Startup Building Robot 'Brain' Raises $1.4 Billion

A robotics startup has raised $1.4 billion from major investors to develop a universal “robot brain”—advanced software that enables robots to learn by observing humans and practicing in simulations, making them adaptable to various tasks and environments. The company is already generating revenue in enterprise sectors and aims to revolutionize robotics by focusing on scalable, software-driven intelligence rather than hardware.

A robotics startup has raised $1.4 billion to develop what it calls a “robot brain,” attracting major investors such as Nvidia, Samsung, and LG. The company’s core competence lies in building advanced software that can serve as the intelligence for a wide range of robots, rather than focusing on hardware. The founder emphasizes that while robotics has been a field of interest for decades, the main barrier to widespread adoption has been the lack of a sufficiently advanced “brain” to control robots in diverse environments and tasks.

The company’s approach is to create a universal “embodied brain” that can be used by any robot, for any task. This is a significant departure from traditional robotics, where each robot is typically programmed for a specific function. The founder draws an analogy to large language models, noting that while there is an “internet” of data for language and vision, there is no equivalent for robotics. To overcome this, the company uses alternative data sources, such as videos of humans performing tasks, and combines this with advanced simulation techniques to train its models.

Rather than relying solely on simulated or synthetic data, the startup’s method involves both observing real human behavior and practicing in virtual environments. This dual approach allows the robot brain to learn efficiently and safely, as real-world mistakes can be costly. The software is designed to run on GPUs, making it scalable and adaptable to various robotic platforms.

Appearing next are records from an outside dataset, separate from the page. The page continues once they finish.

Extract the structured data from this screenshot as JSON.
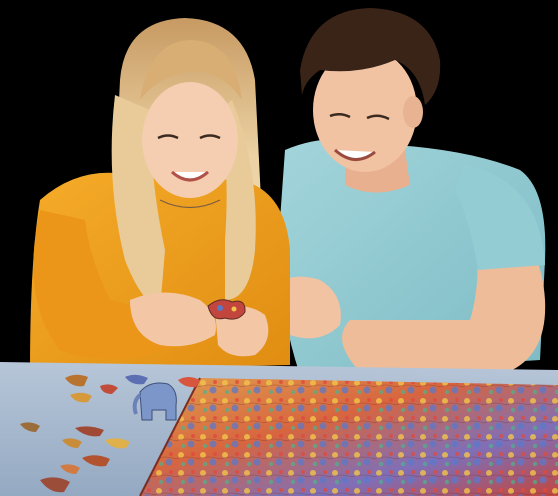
{
  "image": {
    "description_free": true
  },
  "palette": {
    "background": "#000000",
    "table": "#9fb4cc",
    "sweater": "#f2a11e",
    "tshirt": "#8fc8cf",
    "hair_woman": "#e2c08f",
    "hair_man": "#3a2418",
    "skin": "#f1c3a3",
    "puzzle_base": "#d9744a"
  }
}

The company has already begun generating significant revenue, primarily from enterprise applications. Its technology is being deployed in sectors such as point-to-point delivery, security, data centers, and manufacturing. While the long-term goal is to bring robotics into consumer homes, the current focus is on commercial and industrial use cases where the technology can be immediately impactful.

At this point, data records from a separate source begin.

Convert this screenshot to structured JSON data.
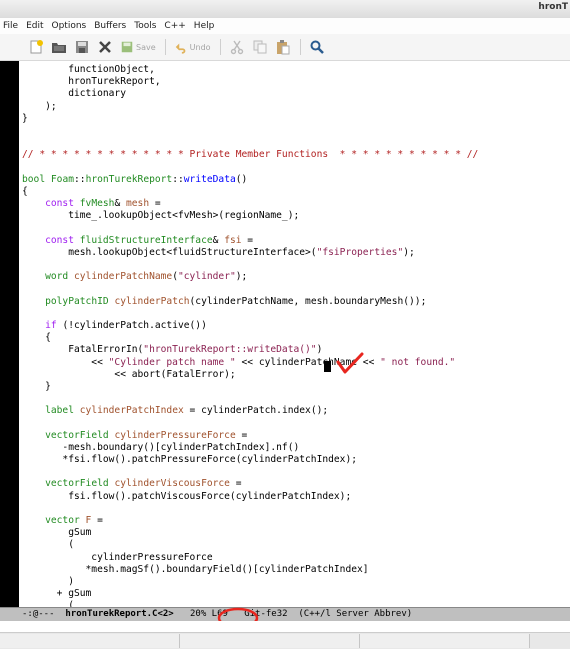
{
  "window": {
    "title": "hronT"
  },
  "menubar": {
    "items": [
      "File",
      "Edit",
      "Options",
      "Buffers",
      "Tools",
      "C++",
      "Help"
    ]
  },
  "toolbar": {
    "save_label": "Save",
    "undo_label": "Undo",
    "icons": [
      "new-file-icon",
      "open-folder-icon",
      "save-disk-icon",
      "close-x-icon",
      "save-icon",
      "undo-icon",
      "cut-icon",
      "copy-icon",
      "paste-icon",
      "search-icon"
    ]
  },
  "editor": {
    "lines": [
      [
        {
          "t": "        functionObject,"
        }
      ],
      [
        {
          "t": "        hronTurekReport,"
        }
      ],
      [
        {
          "t": "        dictionary"
        }
      ],
      [
        {
          "t": "    );"
        }
      ],
      [
        {
          "t": "}"
        }
      ],
      [
        {
          "t": ""
        }
      ],
      [
        {
          "t": ""
        }
      ],
      [
        {
          "t": "// * * * * * * * * * * * * * Private Member Functions  * * * * * * * * * * * //",
          "c": "cm"
        }
      ],
      [
        {
          "t": ""
        }
      ],
      [
        {
          "t": "bool",
          "c": "ty"
        },
        {
          "t": " "
        },
        {
          "t": "Foam",
          "c": "ty"
        },
        {
          "t": "::"
        },
        {
          "t": "hronTurekReport",
          "c": "ty"
        },
        {
          "t": "::"
        },
        {
          "t": "writeData",
          "c": "fn"
        },
        {
          "t": "()"
        }
      ],
      [
        {
          "t": "{"
        }
      ],
      [
        {
          "t": "    "
        },
        {
          "t": "const",
          "c": "kw"
        },
        {
          "t": " "
        },
        {
          "t": "fvMesh",
          "c": "ty"
        },
        {
          "t": "& "
        },
        {
          "t": "mesh",
          "c": "vr"
        },
        {
          "t": " ="
        }
      ],
      [
        {
          "t": "        time_.lookupObject<fvMesh>(regionName_);"
        }
      ],
      [
        {
          "t": ""
        }
      ],
      [
        {
          "t": "    "
        },
        {
          "t": "const",
          "c": "kw"
        },
        {
          "t": " "
        },
        {
          "t": "fluidStructureInterface",
          "c": "ty"
        },
        {
          "t": "& "
        },
        {
          "t": "fsi",
          "c": "vr"
        },
        {
          "t": " ="
        }
      ],
      [
        {
          "t": "        mesh.lookupObject<fluidStructureInterface>("
        },
        {
          "t": "\"fsiProperties\"",
          "c": "st"
        },
        {
          "t": ");"
        }
      ],
      [
        {
          "t": ""
        }
      ],
      [
        {
          "t": "    "
        },
        {
          "t": "word",
          "c": "ty"
        },
        {
          "t": " "
        },
        {
          "t": "cylinderPatchName",
          "c": "vr"
        },
        {
          "t": "("
        },
        {
          "t": "\"cylinder\"",
          "c": "st"
        },
        {
          "t": ");"
        }
      ],
      [
        {
          "t": ""
        }
      ],
      [
        {
          "t": "    "
        },
        {
          "t": "polyPatchID",
          "c": "ty"
        },
        {
          "t": " "
        },
        {
          "t": "cylinderPatch",
          "c": "vr"
        },
        {
          "t": "(cylinderPatchName, mesh.boundaryMesh());"
        }
      ],
      [
        {
          "t": ""
        }
      ],
      [
        {
          "t": "    "
        },
        {
          "t": "if",
          "c": "kw"
        },
        {
          "t": " (!cylinderPatch.active())"
        }
      ],
      [
        {
          "t": "    {"
        }
      ],
      [
        {
          "t": "        FatalErrorIn("
        },
        {
          "t": "\"hronTurekReport::writeData()\"",
          "c": "st"
        },
        {
          "t": ")"
        }
      ],
      [
        {
          "t": "            << "
        },
        {
          "t": "\"Cylinder patch name \"",
          "c": "st"
        },
        {
          "t": " << cylinderPatchName << "
        },
        {
          "t": "\" not found.\"",
          "c": "st"
        }
      ],
      [
        {
          "t": "                << abort(FatalError);"
        }
      ],
      [
        {
          "t": "    }"
        }
      ],
      [
        {
          "t": ""
        }
      ],
      [
        {
          "t": "    "
        },
        {
          "t": "label",
          "c": "ty"
        },
        {
          "t": " "
        },
        {
          "t": "cylinderPatchIndex",
          "c": "vr"
        },
        {
          "t": " = cylinderPatch.index();"
        }
      ],
      [
        {
          "t": ""
        }
      ],
      [
        {
          "t": "    "
        },
        {
          "t": "vectorField",
          "c": "ty"
        },
        {
          "t": " "
        },
        {
          "t": "cylinderPressureForce",
          "c": "vr"
        },
        {
          "t": " ="
        }
      ],
      [
        {
          "t": "       -mesh.boundary()[cylinderPatchIndex].nf()"
        }
      ],
      [
        {
          "t": "       *fsi.flow().patchPressureForce(cylinderPatchIndex);"
        }
      ],
      [
        {
          "t": ""
        }
      ],
      [
        {
          "t": "    "
        },
        {
          "t": "vectorField",
          "c": "ty"
        },
        {
          "t": " "
        },
        {
          "t": "cylinderViscousForce",
          "c": "vr"
        },
        {
          "t": " ="
        }
      ],
      [
        {
          "t": "        fsi.flow().patchViscousForce(cylinderPatchIndex);"
        }
      ],
      [
        {
          "t": ""
        }
      ],
      [
        {
          "t": "    "
        },
        {
          "t": "vector",
          "c": "ty"
        },
        {
          "t": " "
        },
        {
          "t": "F",
          "c": "vr"
        },
        {
          "t": " ="
        }
      ],
      [
        {
          "t": "        gSum"
        }
      ],
      [
        {
          "t": "        ("
        }
      ],
      [
        {
          "t": "            cylinderPressureForce"
        }
      ],
      [
        {
          "t": "           *mesh.magSf().boundaryField()[cylinderPatchIndex]"
        }
      ],
      [
        {
          "t": "        )"
        }
      ],
      [
        {
          "t": "      + gSum"
        }
      ],
      [
        {
          "t": "        ("
        }
      ]
    ]
  },
  "modeline": {
    "status": "-:@---  ",
    "buffer_name": "hronTurekReport.C<2>",
    "position_prefix": "   20% ",
    "line_number": "L69",
    "rest": "   Git-fe32  (C++/l Server Abbrev)"
  },
  "colors": {
    "keyword": "#a020f0",
    "type": "#228b22",
    "function": "#0000ff",
    "variable": "#a0522d",
    "string": "#8b2252",
    "comment": "#b22222",
    "annotation": "#e8261f",
    "modeline_bg": "#bfbfbf"
  }
}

Despite competition from other companies working on physical intelligence and world models for robots, the founder believes their approach is unique. The key differentiator is the combination of learning by watching humans and practicing in simulation, which mimics how people learn new skills. This strategy, the founder argues, is the “magic recipe” for scaling robotics and enabling robots to perform a wide variety of tasks with a single, adaptable brain.